Com efeito, o homem pode mesmo escolher viver no mundo para apenas fazer o que quiser (desconsiderando as leis divinas) como o pensamento ocidental moderno tem proposto como modelo de sociedade e estilo de vida. Contudo, é inevitável que ao transgredir as leis divinas ele não escapará das consequências disso. Assim, o Islam concebe a liberdade como o exercício consciente da vontade que salvaguarde a dignidade humana, o seu bem estar e a sua felicidade (nesta e na vida futura). De nada serve ao homem exercer a liberdade para ferir sua própria dignidade, arruinar seu bem estar e sua felicidade e todos os preceitos e leis divinas salvaguardam esses bens preciosos.

Allah, o Altíssimo, estabeleceu limites com os quais os indivíduos e as sociedades não se tornem seus próprios inimigos e não promovam sua própria destruição. Um estado Islâmico torna efetiva a Shariah (lei divina) possibilitando que a sociedade como um todo exerça suas liberdades fundamentais sem que os indivíduos tornem sua própria liberdade um instrumento para sua ruína ou para lesar os direitos dos outros.

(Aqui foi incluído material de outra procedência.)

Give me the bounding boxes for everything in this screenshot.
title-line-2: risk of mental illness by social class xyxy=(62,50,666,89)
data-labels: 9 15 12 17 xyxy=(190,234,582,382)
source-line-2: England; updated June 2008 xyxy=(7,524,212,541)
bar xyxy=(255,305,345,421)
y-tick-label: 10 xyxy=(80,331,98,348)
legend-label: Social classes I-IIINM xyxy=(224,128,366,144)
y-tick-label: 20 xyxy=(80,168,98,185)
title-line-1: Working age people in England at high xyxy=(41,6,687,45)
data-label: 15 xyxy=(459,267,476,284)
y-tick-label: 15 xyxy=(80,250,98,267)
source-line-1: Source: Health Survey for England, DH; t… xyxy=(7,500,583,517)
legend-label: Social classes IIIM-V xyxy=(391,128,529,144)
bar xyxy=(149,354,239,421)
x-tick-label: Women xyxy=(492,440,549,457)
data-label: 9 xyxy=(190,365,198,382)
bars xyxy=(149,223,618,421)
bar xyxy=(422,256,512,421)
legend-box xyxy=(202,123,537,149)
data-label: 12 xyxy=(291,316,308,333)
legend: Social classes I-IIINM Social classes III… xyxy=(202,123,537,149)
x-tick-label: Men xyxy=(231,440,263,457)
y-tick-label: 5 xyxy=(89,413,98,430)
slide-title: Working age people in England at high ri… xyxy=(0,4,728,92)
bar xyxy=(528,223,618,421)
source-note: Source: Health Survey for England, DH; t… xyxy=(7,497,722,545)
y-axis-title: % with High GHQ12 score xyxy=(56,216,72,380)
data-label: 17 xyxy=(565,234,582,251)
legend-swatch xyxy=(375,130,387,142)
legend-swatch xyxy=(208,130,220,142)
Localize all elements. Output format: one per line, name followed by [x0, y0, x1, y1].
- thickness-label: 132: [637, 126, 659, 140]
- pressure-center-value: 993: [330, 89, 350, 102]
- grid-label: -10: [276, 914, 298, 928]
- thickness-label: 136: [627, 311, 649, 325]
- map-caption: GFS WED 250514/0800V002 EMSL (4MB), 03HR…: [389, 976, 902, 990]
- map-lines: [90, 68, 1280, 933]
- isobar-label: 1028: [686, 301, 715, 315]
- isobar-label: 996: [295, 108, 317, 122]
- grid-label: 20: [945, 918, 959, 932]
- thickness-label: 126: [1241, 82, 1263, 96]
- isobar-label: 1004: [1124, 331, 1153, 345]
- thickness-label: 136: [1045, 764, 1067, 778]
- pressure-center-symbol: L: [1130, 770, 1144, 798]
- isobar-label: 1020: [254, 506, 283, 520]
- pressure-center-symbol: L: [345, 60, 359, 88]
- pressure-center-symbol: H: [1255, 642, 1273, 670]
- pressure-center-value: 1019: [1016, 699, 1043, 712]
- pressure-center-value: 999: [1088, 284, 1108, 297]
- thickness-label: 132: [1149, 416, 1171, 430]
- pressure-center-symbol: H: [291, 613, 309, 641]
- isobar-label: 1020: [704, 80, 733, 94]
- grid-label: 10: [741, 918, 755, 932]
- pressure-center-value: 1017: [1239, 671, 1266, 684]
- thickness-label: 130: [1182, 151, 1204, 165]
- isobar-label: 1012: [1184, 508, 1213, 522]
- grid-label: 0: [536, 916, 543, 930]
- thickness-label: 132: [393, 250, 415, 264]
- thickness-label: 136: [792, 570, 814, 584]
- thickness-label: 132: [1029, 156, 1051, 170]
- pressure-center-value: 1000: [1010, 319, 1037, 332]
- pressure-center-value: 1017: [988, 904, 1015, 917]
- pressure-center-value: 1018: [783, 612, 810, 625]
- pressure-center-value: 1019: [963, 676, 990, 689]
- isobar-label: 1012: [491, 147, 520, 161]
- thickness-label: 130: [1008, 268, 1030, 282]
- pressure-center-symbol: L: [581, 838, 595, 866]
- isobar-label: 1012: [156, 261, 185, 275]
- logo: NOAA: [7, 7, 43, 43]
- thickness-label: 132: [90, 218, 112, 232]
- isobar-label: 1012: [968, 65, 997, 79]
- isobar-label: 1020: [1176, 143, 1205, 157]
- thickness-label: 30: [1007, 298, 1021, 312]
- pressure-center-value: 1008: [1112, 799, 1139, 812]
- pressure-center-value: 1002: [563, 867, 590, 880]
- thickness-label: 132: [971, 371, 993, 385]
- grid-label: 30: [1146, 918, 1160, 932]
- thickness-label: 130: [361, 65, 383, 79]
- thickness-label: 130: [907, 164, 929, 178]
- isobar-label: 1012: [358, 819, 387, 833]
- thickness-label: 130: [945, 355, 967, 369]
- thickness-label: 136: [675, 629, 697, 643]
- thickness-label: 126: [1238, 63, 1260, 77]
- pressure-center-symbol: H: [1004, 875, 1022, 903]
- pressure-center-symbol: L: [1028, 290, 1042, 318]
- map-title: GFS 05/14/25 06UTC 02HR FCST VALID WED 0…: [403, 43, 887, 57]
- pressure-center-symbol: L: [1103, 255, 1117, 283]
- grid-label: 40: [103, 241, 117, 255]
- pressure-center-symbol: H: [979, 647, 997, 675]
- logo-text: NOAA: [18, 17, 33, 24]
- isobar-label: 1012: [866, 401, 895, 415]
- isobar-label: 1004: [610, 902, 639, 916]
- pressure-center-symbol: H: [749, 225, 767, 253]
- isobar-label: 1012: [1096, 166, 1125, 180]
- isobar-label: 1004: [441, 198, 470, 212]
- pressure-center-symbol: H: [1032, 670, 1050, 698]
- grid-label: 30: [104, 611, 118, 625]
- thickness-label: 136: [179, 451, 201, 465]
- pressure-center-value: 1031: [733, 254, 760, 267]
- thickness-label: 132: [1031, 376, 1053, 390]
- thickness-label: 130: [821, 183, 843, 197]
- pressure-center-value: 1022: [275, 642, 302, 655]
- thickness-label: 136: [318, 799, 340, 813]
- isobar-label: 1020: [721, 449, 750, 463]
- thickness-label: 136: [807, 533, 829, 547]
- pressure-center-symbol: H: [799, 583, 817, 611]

Como vimos, a concepção de liberdade do Islam difere radicalmente dos sofismas tomados como “exercício da liberdade” pela tendência predominante no mundo não-islâmico. Tal é a extensão do caos que agora se estabelece nessas sociedades que setores mais sensatos tem proposto uma visão revisionista e crítica dos valores éticos e morais. Alguns tem detectado a necessidade da retomada dos valores e ideais humanistas e sem dúvida se não lhes faltasse uma correta percepção das raízes desse dilema histórico veriam que a tradição religiosa é um componente de igual importância. O pensamento laico que se tornou preponderante deu início a essa escalada inglória em que as nações ocidentais se encontram. A preconceituosa visão em relação ao Islam tem impedido que mentes sensatas enxerguem nele uma alternativa real e concreta para a humanidade.

Contudo, as forças que dominam a política e a economia do mundo e que ditam as regras, agem com tal desprezo para com as populações do mundo, perpetram crimes hediondos contra os direitos dos povos e tomam atitudes bárbaras em relação ao meio ambiente para fazer valer suas vontades que é inevitável que essa corrente revisionista se fortaleça e que chegue a conclusão que “nunca foi e nem será possível liberdade no individualismo e que ou a humanidade passa a ser responsável no exercício da liberdade ou sucumbirá diante das conseqüências.